地震で家具や照明が倒れたり、避難の途中で物が飛んできたり。そんなとき、まず守りたいのが頭です。頭部を守る備えには、大きく「防災用ヘルメット」と「防災ずきん」の2種類があります。どちらがよいか迷う方に向けて、この記事では両者の違いと、保護性能・収納性・サイズという選び方の軸を整理し、代表的な4タイプを比較します。「なんとなく不安」を、「わが家はこう備える」に変えるための記事です。

ヒント

この記事にはアフィリエイト広告を含みます。紹介する商品は「選び方の目安」を示すための代表的なタイプであり、特定の型番を断定的に推奨するものではありません。価格・在庫・仕様は変動するため、購入前に各販売サイトの最新情報を必ずご確認ください。

なぜ頭を守る備えが要るのか

大きな地震では、家具の転倒や、天井・照明・窓ガラスなどの落下・飛散が起こり得ます。避難の際にも、ブロック塀や看板など上からの落下物が心配になる場面があります。首相官邸の家庭の備えでも、非常時に持ち出すものとしてヘルメットや防災ずきんが挙げられています。

頭部はけがが命に関わりやすい部位です。だからこそ、両手を空けたまま頭を守れる装備を、家族の人数分そろえておくことが備えの基本になります。まずは「固いヘルメット」と「布のずきん」で守れるものの違いを知るところから始めましょう。

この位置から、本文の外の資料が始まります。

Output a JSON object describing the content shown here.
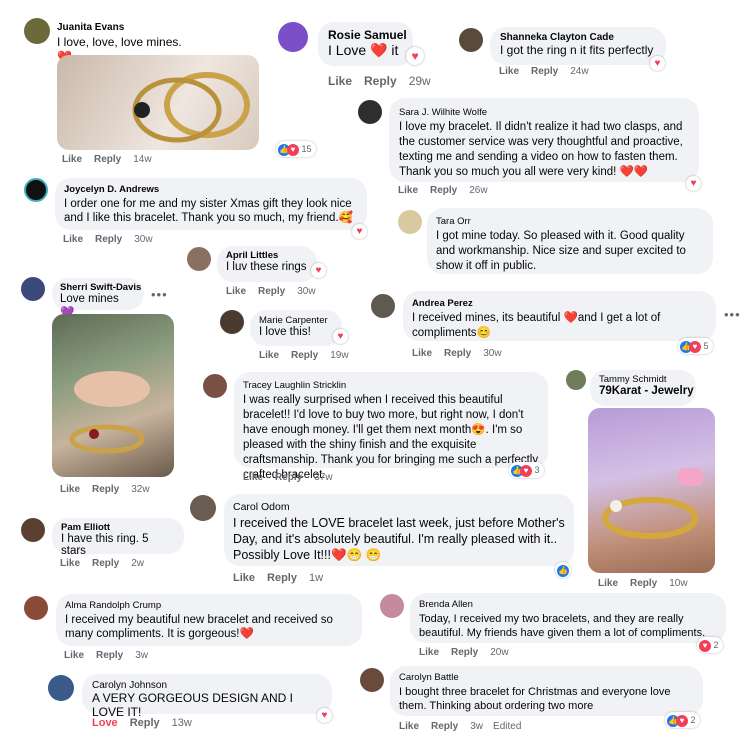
{
  "comments": [
    {
      "name": "Juanita Evans",
      "text": "I love, love, love mines.",
      "emoji": "❤️",
      "like": "Like",
      "reply": "Reply",
      "time": "14w",
      "reaction_count": "15"
    },
    {
      "name": "Rosie Samuel",
      "text_a": "I Love",
      "text_b": "it",
      "emoji": "❤️",
      "like": "Like",
      "reply": "Reply",
      "time": "29w"
    },
    {
      "name": "Shanneka Clayton Cade",
      "text": "I got the ring n it fits perfectly",
      "like": "Like",
      "reply": "Reply",
      "time": "24w"
    },
    {
      "name": "Sara J. Wilhite Wolfe",
      "text": "I love my bracelet. Il didn't realize it had two clasps, and the customer service was very thoughtful and proactive, texting me and sending a video on how to fasten them. Thank you so much you all were very kind!",
      "emoji": "❤️❤️",
      "like": "Like",
      "reply": "Reply",
      "time": "26w"
    },
    {
      "name": "Joycelyn D. Andrews",
      "text": "I order one for me and my sister Xmas gift they look nice and I like this bracelet. Thank you so much, my friend.",
      "emoji": "🥰",
      "like": "Like",
      "reply": "Reply",
      "time": "30w"
    },
    {
      "name": "Tara Orr",
      "text": "I got mine today. So pleased with it. Good quality and workmanship. Nice size and super excited to show it off in public."
    },
    {
      "name": "April Littles",
      "text": "I luv these rings",
      "like": "Like",
      "reply": "Reply",
      "time": "30w"
    },
    {
      "name": "Sherri Swift-Davis",
      "text": "Love mines",
      "emoji": "💜",
      "like": "Like",
      "reply": "Reply",
      "time": "32w"
    },
    {
      "name": "Andrea Perez",
      "text_a": "I received mines, its beautiful",
      "text_b": "and I get a lot of compliments",
      "emoji": "❤️",
      "emoji2": "😊",
      "like": "Like",
      "reply": "Reply",
      "time": "30w",
      "reaction_count": "5"
    },
    {
      "name": "Marie Carpenter",
      "text": "I love this!",
      "like": "Like",
      "reply": "Reply",
      "time": "19w"
    },
    {
      "name": "Tracey Laughlin Stricklin",
      "text": "I was really surprised when I received this beautiful bracelet!! I'd love to buy two more, but right now, I don't have enough money. I'll get them next month",
      "emoji": "😍",
      "text_b": ". I'm so pleased with the shiny finish and the exquisite craftsmanship. Thank you for bringing me such a perfectly crafted bracelet.",
      "like": "Like",
      "reply": "Reply",
      "time": "37w",
      "reaction_count": "3"
    },
    {
      "name": "Tammy Schmidt",
      "subtitle": "79Karat - Jewelry",
      "like": "Like",
      "reply": "Reply",
      "time": "10w"
    },
    {
      "name": "Carol Odom",
      "text": "I received the LOVE bracelet last week, just before Mother's Day, and it's absolutely beautiful. I'm really pleased with it.. Possibly Love It!!!",
      "emoji": "❤️😁 😁",
      "like": "Like",
      "reply": "Reply",
      "time": "1w"
    },
    {
      "name": "Pam Elliott",
      "text": "I have this ring. 5 stars",
      "like": "Like",
      "reply": "Reply",
      "time": "2w"
    },
    {
      "name": "Alma Randolph Crump",
      "text": "I received my beautiful new bracelet and received so many compliments. It is gorgeous!",
      "emoji": "❤️",
      "like": "Like",
      "reply": "Reply",
      "time": "3w"
    },
    {
      "name": "Brenda Allen",
      "text": "Today, I received my two bracelets, and they are really beautiful. My friends have given them a lot of compliments.",
      "like": "Like",
      "reply": "Reply",
      "time": "20w",
      "reaction_count": "2"
    },
    {
      "name": "Carolyn Johnson",
      "text": "A VERY GORGEOUS DESIGN AND I LOVE IT!",
      "like": "Love",
      "reply": "Reply",
      "time": "13w"
    },
    {
      "name": "Carolyn Battle",
      "text": "I bought three bracelet for Christmas and everyone love them. Thinking about ordering two more",
      "like": "Like",
      "reply": "Reply",
      "time": "3w",
      "edited": "Edited",
      "reaction_count": "2"
    }
  ],
  "icons": {
    "heart": "heart-icon",
    "like": "like-icon",
    "more": "more-options-icon"
  },
  "colors": {
    "bubble": "#f0f2f5",
    "love": "#f33e58",
    "like": "#1877f2",
    "meta": "#65676b"
  }
}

首相官邸「災害に対するご家庭での備え」では、非常時の備えとしてヘルメットや防災ずきんなどが案内されています。

ヘルメットと防災ずきんの違い

同じ「頭を守る道具」でも、素材と得意分野が異なります。まずは大きな性格の違いを押さえましょう。

項目防災用ヘルメット防災ずきん
素材硬質プラスチック(ABS)やFRPなどの固い殻綿や難燃素材などの布・クッション
得意なこと硬く角のある飛来・落下物の衝撃を受け止める軽く、火の粉や煙に配慮しやすい。肩まで覆える形も
重さ・かさばりしっかりした殻のぶん重め。収納に工夫が要る軽量で薄く、座布団代わりにできる製品もある
主な使い手大人や在宅避難、屋外移動子どもや学校、火災を意識する場面

防災ずきんは、学校や園でいすの背もたれに掛けて使われてきた身近な備えで、軽くて扱いやすいのが魅力です。一方で、硬く重い落下物の衝撃に対しては、固い殻を持つヘルメットのほうが受け止める力に分があるとされます。

メモ

素材の耐熱・難燃の傾向は製品によって差があります。防災ずきんは難燃素材を使ったものがある一方、布製のため万能ではありません。ヘルメットも耐熱性は素材や製品で異なります。カタログの表示や取扱説明を確認し、あくまで傾向として捉えましょう。

選び方の軸1|保護性能は「国家検定」を目安に

ヘルメット選びで最初に見たいのが、頭を守る性能の裏づけです。産業用の保護帽(ヘルメット)には、労働安全衛生法にもとづく国家検定の仕組みがあります。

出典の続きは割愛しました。